C’est à une navigation littéraire en Méditerranée que France Culture convie son auditorat avec pour première escale de ce voyage en dix étapes, le Maroc de Mohamed Choukri, vu à travers le plus célèbre de ses romans, Le Pain nu, paru en 1972.
Pour parler de ce récit autobiographique sans fard, qualifié de «roman de la misère et de l’aventure urbaine», qui tourna une page décisive de la littérature arabe, bien qu’interdit par la censure dans sa langue originale jusqu’en 2002, l’écrivain Tahar Ben Jelloun, auquel l’on doit sa traduction en français raconte la genèse de ce roman à Mathias Enard.
«La grande valeur de ce roman tient dans sa vérité crue, sans fioritures. C’est pour cela qu'il a tant parlé à des milliers de jeunes Marocains dans les années 1980 et 1990», explique ainsi Tahar Ben Jelloun, en revenant sur la personnalité de Mohamed Choukri, cet auteur qui n’apprit à lire qu’à l’âge de 21 ans.
Lire aussi : Mohamed Choukri dérange encore!
Les deux hommes se sont connus dans les années 70, à Tanger, et entre eux, c’est une longue amitié qui va voir le jour. C’est d’ailleurs par amitié que Tahar Ben Jelloun explique avoir traduit en langue française Le pain nu.
Mais pas seulement, s’en explique-t-il, «je trouvais scandaleux la façon dont il était méprisé par certains écrivains arabophones qui considéraient que son arabe était pauvre, celui des petites gens. Attablés devant un café au lait chez Madame Porte, nous discutions de questions de style devant ses feuillets qu'il m'apportait au fur et à mesure qu'il les écrivait. Choukri aimait bien les choses crues. Je lui proposais souvent de davantage suggérer mais à chaque fois, il me répondait: "Non, il faut dire les choses!"».
Dans cette émission littéraire, intervient également Yves Gonzalez Quijano, spécialiste de littérature arabe et notamment de l’autobiographie, qui apporte à son tour son point de vue sur cette œuvre singulière, reconnue tout d’abord par un lectorat occidental dès les années 1970 grâce à sa traduction en langue française par Tahar Ben Jelloun, mais aussi en anglais par Paul Bowles, auteur d'Un thé au Sahara.
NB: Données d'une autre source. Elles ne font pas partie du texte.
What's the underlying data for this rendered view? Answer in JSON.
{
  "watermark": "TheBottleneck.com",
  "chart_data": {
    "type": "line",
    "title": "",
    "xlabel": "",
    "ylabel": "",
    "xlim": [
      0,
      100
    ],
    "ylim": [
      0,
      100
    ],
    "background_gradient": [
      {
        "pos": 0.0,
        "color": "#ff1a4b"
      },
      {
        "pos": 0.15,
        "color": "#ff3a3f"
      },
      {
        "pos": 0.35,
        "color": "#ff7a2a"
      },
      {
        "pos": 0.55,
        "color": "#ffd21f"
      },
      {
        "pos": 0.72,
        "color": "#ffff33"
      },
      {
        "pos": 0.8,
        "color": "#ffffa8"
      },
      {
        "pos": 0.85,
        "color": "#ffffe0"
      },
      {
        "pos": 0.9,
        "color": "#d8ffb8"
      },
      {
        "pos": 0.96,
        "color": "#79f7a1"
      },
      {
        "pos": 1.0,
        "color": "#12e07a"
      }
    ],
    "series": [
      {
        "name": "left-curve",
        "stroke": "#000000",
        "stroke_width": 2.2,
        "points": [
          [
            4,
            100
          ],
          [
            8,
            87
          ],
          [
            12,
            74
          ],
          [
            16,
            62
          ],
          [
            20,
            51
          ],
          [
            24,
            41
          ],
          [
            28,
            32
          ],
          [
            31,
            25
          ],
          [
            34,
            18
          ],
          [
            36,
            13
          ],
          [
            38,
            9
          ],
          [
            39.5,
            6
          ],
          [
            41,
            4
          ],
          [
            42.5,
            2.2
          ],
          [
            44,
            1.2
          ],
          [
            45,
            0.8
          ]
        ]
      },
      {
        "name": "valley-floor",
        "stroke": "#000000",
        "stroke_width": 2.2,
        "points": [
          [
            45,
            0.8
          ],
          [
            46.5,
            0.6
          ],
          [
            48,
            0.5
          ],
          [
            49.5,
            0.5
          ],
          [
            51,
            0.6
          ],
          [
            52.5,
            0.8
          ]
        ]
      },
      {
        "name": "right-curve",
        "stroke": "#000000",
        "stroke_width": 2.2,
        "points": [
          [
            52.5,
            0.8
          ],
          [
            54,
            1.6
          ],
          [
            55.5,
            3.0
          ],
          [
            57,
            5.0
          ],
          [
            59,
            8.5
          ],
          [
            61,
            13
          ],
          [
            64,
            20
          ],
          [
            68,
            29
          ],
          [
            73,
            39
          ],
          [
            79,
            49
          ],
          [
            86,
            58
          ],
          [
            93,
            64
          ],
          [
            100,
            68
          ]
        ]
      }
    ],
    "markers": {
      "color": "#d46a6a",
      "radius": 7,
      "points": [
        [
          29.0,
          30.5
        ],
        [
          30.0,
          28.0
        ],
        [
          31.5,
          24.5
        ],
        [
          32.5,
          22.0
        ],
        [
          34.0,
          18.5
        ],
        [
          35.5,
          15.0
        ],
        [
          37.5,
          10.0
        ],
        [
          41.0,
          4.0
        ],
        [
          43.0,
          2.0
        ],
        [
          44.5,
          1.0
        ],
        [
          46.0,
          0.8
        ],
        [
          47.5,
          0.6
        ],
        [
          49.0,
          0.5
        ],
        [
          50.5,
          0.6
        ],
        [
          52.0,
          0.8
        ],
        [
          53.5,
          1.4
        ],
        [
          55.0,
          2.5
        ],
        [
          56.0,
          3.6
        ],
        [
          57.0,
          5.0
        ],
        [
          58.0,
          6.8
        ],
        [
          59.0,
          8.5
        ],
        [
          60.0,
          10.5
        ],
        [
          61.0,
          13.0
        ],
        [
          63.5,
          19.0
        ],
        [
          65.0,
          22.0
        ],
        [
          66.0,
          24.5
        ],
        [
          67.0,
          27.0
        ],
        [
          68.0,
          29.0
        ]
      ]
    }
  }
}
Lire aussi : La Fondation Mohamed Choukri voit enfin le jour
Pour Yves Gonzalez Quijano, la genèse compliquée de ce livre et la reconnaissance tardive de l’écrivain s’explique par le fait que Mohamed Choukri était «un marginal par rapport à l’establishment littéraire arabe: Marocain, et même Rifain, donc berbérophone à l'origine, homosexuel, il a fait de la prison. Sur la scène officielle, il est par conséquent un écrivain qui sent le soufre!».
Entre marginalité revendiquée et rédemption par la littérature, Mohamed Choukri s’inscrit dans une modernité jusqu’alors méconnue à cette époque dans la littérature arabe avec, analyse le spécialiste, «des phrases très sèches, sans fioritures, courtes, sans forcément de lien entre elles. Choukri a cassé les codes».
Sans compter que les nouvelles thématiques abordées par Choukri «dynamitent» littéralement la littérature arabe, mais aussi les valeurs morales de la société. En effet, explique Quijano, «l’autobiographie de Choukri révèle des trajectoires sociales scandaleuses. A cette époque, la littérature doit rester dans les canons de l’acceptable, l’écrivain est là pour faire de belles phrases, pas pour embêter les gens avec des problèmes du quotidien, cela c’est le rôle de la chanson. Quand on écrit dans cette langue littéraire, qui est aussi celle du Coran, on ne parle pas de ces choses-là, c’est scandaleux, c’est presque impie».